Une opération de collecte et de livraison de dons en ces temps de confinement au profit des familles nécessiteuses s’organise à la municipalité de La Marsa. L’initiative, à laquelle prend part activement la société civile, risque de cibler beaucoup plus de monde que prévu. Beaucoup plus que jamais, le besoin de bénévoles se fait entendre.
« Chers Marsois bonjour, à travers la municipalité de La Marsa, nous lançons un appel aux dons pour aider les familles nécessiteuses de notre commune en cette période difficile engendrée par la pandémie de coronavirus ». C’est ainsi qu’a la fin du mois de mars, le maire de La Marsa, Moez Bouraoui, s’est adressé à ses administrés.
Dans son appel, le maire a aussi invité les Marsois à présenter des dons en espèces ou par chèque auprès de l’élue municipale Aïcha Mehiri en contrepartie d’une attestation.

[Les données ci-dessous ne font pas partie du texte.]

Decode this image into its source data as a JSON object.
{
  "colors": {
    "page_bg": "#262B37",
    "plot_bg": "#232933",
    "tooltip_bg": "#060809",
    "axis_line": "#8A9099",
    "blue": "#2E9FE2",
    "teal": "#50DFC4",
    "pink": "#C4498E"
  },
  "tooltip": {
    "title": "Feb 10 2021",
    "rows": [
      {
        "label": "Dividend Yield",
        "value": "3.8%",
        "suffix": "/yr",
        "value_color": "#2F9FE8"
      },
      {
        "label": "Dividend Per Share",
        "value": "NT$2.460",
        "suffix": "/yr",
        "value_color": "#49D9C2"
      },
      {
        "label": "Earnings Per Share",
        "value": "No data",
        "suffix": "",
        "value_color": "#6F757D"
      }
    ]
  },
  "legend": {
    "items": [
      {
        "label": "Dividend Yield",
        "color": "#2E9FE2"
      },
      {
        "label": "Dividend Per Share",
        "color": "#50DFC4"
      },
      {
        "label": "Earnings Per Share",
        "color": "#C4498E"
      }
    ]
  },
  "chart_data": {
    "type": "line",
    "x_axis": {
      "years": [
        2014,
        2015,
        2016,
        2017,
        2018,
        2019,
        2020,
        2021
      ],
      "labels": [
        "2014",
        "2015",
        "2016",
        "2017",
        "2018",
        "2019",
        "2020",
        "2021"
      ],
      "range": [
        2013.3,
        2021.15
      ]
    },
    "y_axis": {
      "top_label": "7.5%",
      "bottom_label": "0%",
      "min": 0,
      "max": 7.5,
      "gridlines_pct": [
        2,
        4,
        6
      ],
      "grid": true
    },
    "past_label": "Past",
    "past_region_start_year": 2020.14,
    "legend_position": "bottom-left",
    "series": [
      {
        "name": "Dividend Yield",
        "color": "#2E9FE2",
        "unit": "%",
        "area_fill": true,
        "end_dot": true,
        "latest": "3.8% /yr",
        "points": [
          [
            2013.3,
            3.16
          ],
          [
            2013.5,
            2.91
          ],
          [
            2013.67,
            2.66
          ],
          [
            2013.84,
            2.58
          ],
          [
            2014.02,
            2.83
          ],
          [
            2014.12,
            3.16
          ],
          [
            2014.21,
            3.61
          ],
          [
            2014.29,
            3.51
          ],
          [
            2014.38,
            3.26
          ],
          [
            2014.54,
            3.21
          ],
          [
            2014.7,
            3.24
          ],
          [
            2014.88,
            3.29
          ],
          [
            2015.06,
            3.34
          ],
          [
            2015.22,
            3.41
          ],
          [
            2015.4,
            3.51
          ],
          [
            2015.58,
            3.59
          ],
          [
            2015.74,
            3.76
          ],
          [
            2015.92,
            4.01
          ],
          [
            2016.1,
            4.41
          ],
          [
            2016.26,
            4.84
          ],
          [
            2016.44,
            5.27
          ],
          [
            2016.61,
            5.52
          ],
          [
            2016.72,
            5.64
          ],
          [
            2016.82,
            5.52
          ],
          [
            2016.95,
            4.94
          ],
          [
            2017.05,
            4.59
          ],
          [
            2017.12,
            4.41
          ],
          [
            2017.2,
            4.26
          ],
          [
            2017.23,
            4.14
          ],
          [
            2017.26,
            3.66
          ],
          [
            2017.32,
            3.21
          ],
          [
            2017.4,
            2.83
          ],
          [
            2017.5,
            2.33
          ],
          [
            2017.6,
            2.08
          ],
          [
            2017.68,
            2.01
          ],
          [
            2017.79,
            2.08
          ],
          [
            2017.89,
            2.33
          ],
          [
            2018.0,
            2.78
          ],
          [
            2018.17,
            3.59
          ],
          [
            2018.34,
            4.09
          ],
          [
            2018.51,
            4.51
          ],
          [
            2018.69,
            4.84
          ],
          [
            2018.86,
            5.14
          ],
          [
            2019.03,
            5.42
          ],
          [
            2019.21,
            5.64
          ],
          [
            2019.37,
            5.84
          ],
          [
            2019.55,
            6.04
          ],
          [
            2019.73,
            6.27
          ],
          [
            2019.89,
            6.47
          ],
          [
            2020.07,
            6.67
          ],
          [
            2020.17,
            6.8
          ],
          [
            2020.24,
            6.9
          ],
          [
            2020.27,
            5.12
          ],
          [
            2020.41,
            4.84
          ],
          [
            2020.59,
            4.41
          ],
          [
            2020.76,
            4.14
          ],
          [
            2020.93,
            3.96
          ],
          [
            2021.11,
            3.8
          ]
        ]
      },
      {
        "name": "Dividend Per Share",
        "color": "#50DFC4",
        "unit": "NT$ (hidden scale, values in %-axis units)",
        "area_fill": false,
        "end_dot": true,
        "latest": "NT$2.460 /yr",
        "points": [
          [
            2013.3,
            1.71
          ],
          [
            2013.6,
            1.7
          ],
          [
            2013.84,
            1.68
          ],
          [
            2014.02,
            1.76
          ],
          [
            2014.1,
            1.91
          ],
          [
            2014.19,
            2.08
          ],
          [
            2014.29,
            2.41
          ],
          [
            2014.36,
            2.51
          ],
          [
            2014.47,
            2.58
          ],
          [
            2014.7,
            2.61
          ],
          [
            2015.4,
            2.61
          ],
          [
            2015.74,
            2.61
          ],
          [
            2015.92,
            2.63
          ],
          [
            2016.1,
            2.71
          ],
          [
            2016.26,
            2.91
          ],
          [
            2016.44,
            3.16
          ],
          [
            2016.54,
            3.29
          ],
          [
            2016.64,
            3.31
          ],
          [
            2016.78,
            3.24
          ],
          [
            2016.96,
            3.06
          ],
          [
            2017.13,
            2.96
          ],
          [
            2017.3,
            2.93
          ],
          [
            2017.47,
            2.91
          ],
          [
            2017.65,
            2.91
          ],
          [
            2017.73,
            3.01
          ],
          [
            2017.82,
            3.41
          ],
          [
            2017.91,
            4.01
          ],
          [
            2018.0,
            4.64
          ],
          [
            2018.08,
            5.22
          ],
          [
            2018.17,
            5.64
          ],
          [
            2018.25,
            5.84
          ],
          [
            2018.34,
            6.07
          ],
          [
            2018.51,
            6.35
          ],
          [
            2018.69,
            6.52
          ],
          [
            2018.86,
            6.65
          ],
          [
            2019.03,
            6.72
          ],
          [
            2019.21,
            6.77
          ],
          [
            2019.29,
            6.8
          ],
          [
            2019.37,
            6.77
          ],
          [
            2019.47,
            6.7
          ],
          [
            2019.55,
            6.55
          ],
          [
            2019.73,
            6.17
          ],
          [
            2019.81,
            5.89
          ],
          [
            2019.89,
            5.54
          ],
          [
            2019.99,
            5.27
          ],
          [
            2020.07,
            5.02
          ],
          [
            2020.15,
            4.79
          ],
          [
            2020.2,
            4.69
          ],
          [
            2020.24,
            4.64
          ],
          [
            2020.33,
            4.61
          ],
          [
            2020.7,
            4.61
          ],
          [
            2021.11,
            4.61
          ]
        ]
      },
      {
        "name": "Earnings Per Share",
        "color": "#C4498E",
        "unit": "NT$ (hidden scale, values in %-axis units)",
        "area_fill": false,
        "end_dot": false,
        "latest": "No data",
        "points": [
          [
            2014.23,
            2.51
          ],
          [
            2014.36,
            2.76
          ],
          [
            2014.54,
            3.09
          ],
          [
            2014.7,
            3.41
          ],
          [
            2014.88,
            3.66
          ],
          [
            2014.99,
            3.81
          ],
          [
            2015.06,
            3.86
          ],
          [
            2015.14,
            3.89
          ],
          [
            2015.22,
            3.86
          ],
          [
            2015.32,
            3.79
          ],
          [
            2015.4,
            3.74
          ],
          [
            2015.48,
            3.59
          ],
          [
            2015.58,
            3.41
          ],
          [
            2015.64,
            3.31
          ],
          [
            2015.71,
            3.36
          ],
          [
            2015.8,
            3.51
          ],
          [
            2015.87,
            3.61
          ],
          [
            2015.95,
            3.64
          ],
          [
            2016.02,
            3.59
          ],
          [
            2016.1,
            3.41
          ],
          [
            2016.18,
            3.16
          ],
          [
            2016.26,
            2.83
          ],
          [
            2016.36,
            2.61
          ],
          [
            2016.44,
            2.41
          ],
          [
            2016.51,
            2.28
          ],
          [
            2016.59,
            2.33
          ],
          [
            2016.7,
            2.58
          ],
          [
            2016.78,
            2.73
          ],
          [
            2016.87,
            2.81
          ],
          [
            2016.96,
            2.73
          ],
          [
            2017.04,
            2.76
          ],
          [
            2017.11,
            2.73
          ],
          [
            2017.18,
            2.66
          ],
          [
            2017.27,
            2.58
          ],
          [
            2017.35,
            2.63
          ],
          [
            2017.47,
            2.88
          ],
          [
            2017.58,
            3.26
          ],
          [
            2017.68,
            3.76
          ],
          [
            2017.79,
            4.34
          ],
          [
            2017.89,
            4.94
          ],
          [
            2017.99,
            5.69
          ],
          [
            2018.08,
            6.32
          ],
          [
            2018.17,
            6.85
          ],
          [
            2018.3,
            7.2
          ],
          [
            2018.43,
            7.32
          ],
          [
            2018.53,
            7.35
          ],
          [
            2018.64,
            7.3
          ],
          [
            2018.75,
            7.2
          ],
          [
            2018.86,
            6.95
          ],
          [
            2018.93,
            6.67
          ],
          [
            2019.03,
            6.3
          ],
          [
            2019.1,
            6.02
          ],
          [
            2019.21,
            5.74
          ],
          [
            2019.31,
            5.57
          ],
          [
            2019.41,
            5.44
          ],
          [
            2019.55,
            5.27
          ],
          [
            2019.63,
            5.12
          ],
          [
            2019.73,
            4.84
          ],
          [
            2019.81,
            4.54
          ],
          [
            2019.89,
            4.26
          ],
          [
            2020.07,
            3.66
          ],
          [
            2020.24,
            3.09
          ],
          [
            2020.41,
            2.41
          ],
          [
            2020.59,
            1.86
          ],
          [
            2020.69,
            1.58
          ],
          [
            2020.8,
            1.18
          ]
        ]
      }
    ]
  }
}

Riche en apparence, beylicale par son passé et ses monuments, lieu de prédilection pour les résidences d’ambassadeurs, communément taxée de « principauté de La Marsa », la ville cache dans ses plis et replis des cités aux populations majoritairement démunies. Ils sont 3 500 à 4 000 à faire partie des indigents de la ville de la Abdelliya et du Palais Essaâda. Les quartiers Bouselsla, Bhar Lazreg, Jbel Khaoui, Ettabak, Hay Ennasr…regorgent d’ouvriers journaliers, maçons, transporteurs sur les marchés, vendeurs à la fripe, plombiers, coiffeurs, femmes de ménage, garçons de café…Aujourd’hui, ces larges contingents d’hommes et de femmes ne s’activent plus. Ils sont confinés chez eux pour cause de coronavirus. Leurs petites ressources se sont épuisées au fil des semaines et l’aide exceptionnelle les ciblant mise en place par le ministère des Affaires sociales tarde à arriver. Résultat : certains sont avec l’ensemble de leurs familles quasiment… affamés. D’où l’appel du maire à la mobilisation sociale.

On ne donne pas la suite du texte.